Forschung und Entwicklung findet in Südkorea traditionell vor allem in den großen Industrieunternehmen statt. In dieser Kategorie fallen drei Viertel der Ausgaben an. Ähnlich wie in Deutschland und Japan dominiert die industrielle Fertigung mit Anteilen von 89 Prozent, Dienstleistungen haben einen Anteil von weniger als 10 Prozent (Quelle: Main Science & Technology Indicators of Korea 2017-2). Die koreanische Politik sieht daher vor, kleine und mittlere Unternehmen (KMUs) sowie den Dienstleistungssektor zukünftig verstärkt zu fördern (siehe unter Forschungs- und Innovationspolitische Ziele und Programme). Die Branche, die den größten Anteil an den Ausgaben für Forschung und Entwicklung hat, sind die Informations- und Kommunikationstechnologien (siehe unter Fachliche Stärken: Digitaler Wandel).

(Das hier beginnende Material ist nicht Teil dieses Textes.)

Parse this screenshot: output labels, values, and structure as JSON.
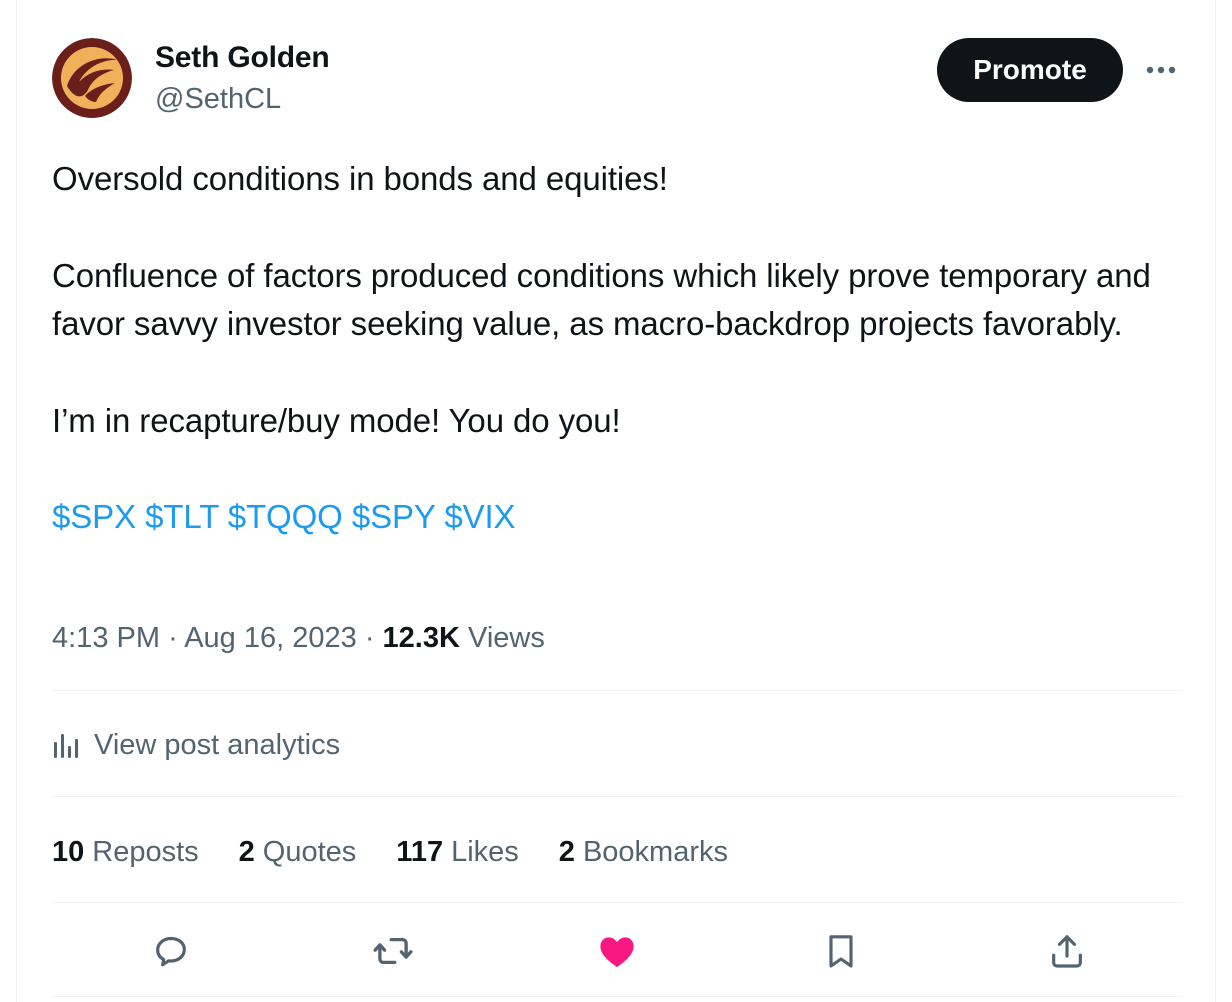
{
  "author": {
    "name": "Seth Golden",
    "handle": "@SethCL"
  },
  "header": {
    "promote_label": "Promote",
    "more_icon": "more-horizontal-icon"
  },
  "tweet": {
    "paragraphs": [
      "Oversold conditions in bonds and equities!",
      "Confluence of factors produced conditions which likely prove temporary and favor savvy investor seeking value, as macro-backdrop projects favorably.",
      "I’m in recapture/buy mode! You do you!"
    ],
    "cashtags": [
      "$SPX",
      "$TLT",
      "$TQQQ",
      "$SPY",
      "$VIX"
    ]
  },
  "meta": {
    "time": "4:13 PM",
    "date": "Aug 16, 2023",
    "separator": "·",
    "views_count": "12.3K",
    "views_label": "Views"
  },
  "analytics": {
    "label": "View post analytics",
    "icon": "analytics-bar-chart-icon"
  },
  "stats": {
    "reposts": {
      "count": "10",
      "label": "Reposts"
    },
    "quotes": {
      "count": "2",
      "label": "Quotes"
    },
    "likes": {
      "count": "117",
      "label": "Likes"
    },
    "bookmarks": {
      "count": "2",
      "label": "Bookmarks"
    }
  },
  "actions": {
    "reply_icon": "reply-icon",
    "repost_icon": "repost-icon",
    "like_icon": "heart-icon",
    "bookmark_icon": "bookmark-icon",
    "share_icon": "share-icon"
  },
  "colors": {
    "text_primary": "#0f1419",
    "text_secondary": "#536471",
    "link": "#1d9bf0",
    "like_active": "#f91880",
    "divider": "#eff3f4",
    "avatar_ring": "#6b1f1a",
    "avatar_fill": "#f0b15a"
  }
}
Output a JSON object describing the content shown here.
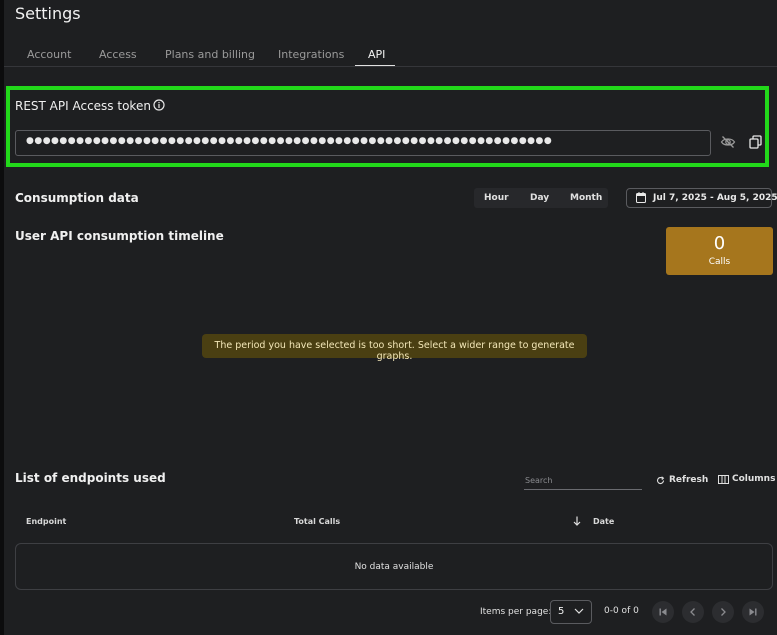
{
  "page": {
    "title": "Settings"
  },
  "tabs": [
    {
      "label": "Account"
    },
    {
      "label": "Access"
    },
    {
      "label": "Plans and billing"
    },
    {
      "label": "Integrations"
    },
    {
      "label": "API",
      "active": true
    }
  ],
  "token": {
    "label": "REST API Access token",
    "masked_value": "●●●●●●●●●●●●●●●●●●●●●●●●●●●●●●●●●●●●●●●●●●●●●●●●●●●●●●●●●●●●●●●",
    "info_icon": "info-icon",
    "visibility_icon": "eye-off-icon",
    "copy_icon": "copy-icon"
  },
  "consumption": {
    "title": "Consumption data",
    "granularity": [
      "Hour",
      "Day",
      "Month"
    ],
    "selected_granularity": "Month",
    "date_range": "Jul 7, 2025 - Aug 5, 2025",
    "timeline_title": "User API consumption timeline",
    "calls_count": "0",
    "calls_label": "Calls",
    "notice": "The period you have selected is too short. Select a wider range to generate graphs."
  },
  "endpoints": {
    "title": "List of endpoints used",
    "search_placeholder": "Search",
    "refresh_label": "Refresh",
    "columns_label": "Columns",
    "columns": [
      "Endpoint",
      "Total Calls",
      "Date"
    ],
    "empty_text": "No data available"
  },
  "pagination": {
    "items_per_page_label": "Items per page:",
    "items_per_page": "5",
    "range": "0-0 of 0"
  },
  "colors": {
    "highlight": "#22d81a",
    "calls_card": "#a6761d",
    "notice_bg": "#4a3f12"
  }
}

In Bezug auf die Höhe der FuE-Investitionen liegt das Unternehmen Samsung inzwischen weltweit auf Rang 1. Allerdings ist es gleichzeitig das einzige Unternehmen mit Hauptsitz in Südkorea, das sich unter den TOP 50 platzieren konnte. Zum Vergleich: in Deutschland gelingt dies 9 Unternehmen. Unter den TOP 100 sind mit dem Elektronikhersteller LG Electronics, dem Halbleiterhersteller SK Hynix und dem Fahrzeughersteller Hyundai Motors drei weitere Unternehmen mit Hauptsitz in Südkorea vertreten (Quelle: 2018 EU Industrial R&D Investment Scoreboard, IRI, Anm.: FuE-Ausgaben je Unternehmen im IRI umfassen Ausgaben für Aktivitäten im Hauptsitzland, aber auch allen anderen Ländern).